Hannah gives this adage to Shannon as the moral of her story about her second sexual encounter, in which she gave a man a piece of her clothing and turned away so that he could masturbate. She felt obligated to fulfill what she saw as a harmless desire because the man was so generous in paying full price for a painting. Rather than viewing the experience as a violation, Hannah saw it as a best-case scenario. The man had asked her out on a date, which implies that she must negotiate his expectations of physical affection, with which she has no experience. But instead, the man satisfied himself and didn’t touch her. By extension, the scene implies that if Shannon could learn to mitigate his own expectations instead of insisting on always getting what he wants, he could cope better with the world and would experience fewer crises.

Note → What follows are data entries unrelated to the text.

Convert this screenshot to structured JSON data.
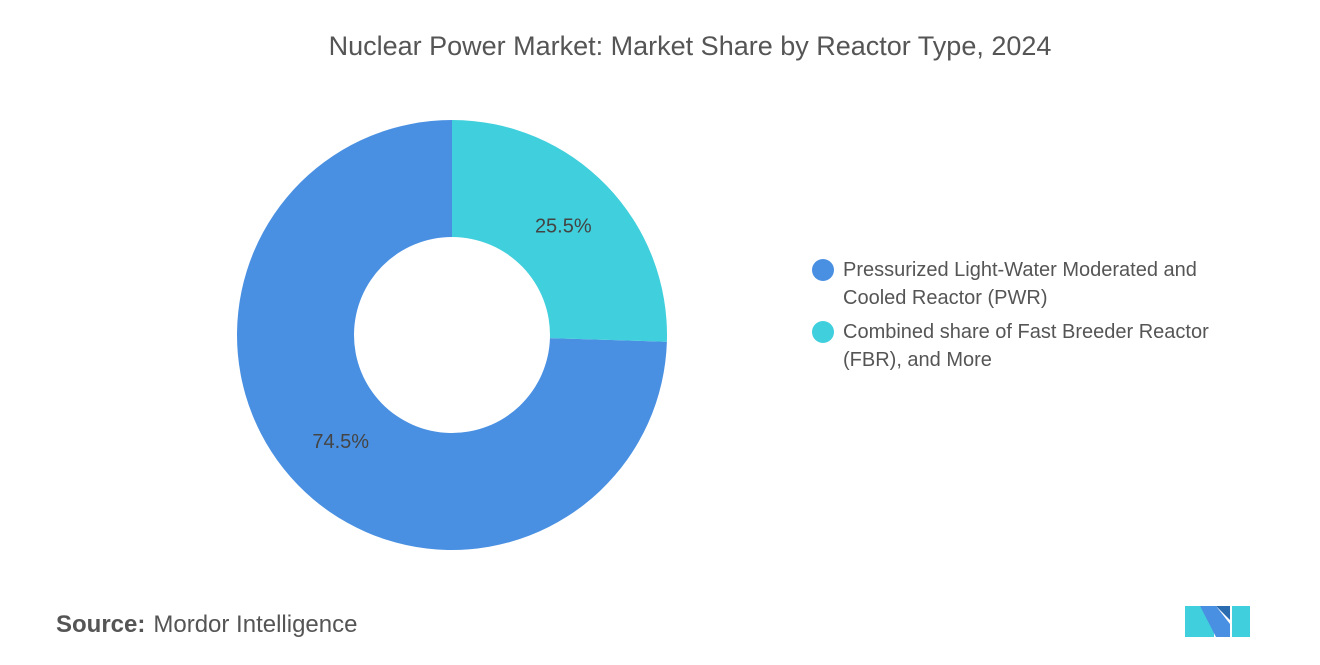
{
  "chart_data": {
    "type": "pie",
    "donut": true,
    "title": "Nuclear Power Market: Market Share by Reactor Type, 2024",
    "categories": [
      "Pressurized Light-Water Moderated and Cooled Reactor (PWR)",
      "Combined share of Fast Breeder Reactor (FBR), and More"
    ],
    "values": [
      74.5,
      25.5
    ],
    "value_labels": [
      "74.5%",
      "25.5%"
    ],
    "colors": [
      "#4a90e2",
      "#40cfdc"
    ],
    "legend": "right"
  },
  "source": {
    "label": "Source:",
    "text": "Mordor Intelligence"
  }
}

“We’ll play God tonight like kids play house with old broken crates and boxes. All right? Now Shannon is going to go down there with his machete and cut the damn lizard loose so it can run back to its bushes because God won’t do it and we are going to play God here.”
By referring to the freeing of the iguana as playing God, Shannon is suggesting that he is interceding in nature, derailing the natural order and the food chain. He calls into question the notion of answered prayers and divine intervention, because if God will not take pity on the iguana and free it, there is no reason to expect salvation at any point. Shannon’s agreement to save the iguana is arbitrary, as the hotel’s employees will undoubtedly soon find another one to capture, and the iguana might skitter off only to be grabbed by another predator. Likewise, this attitude is also meant to apply to the twists and turns of the human experience.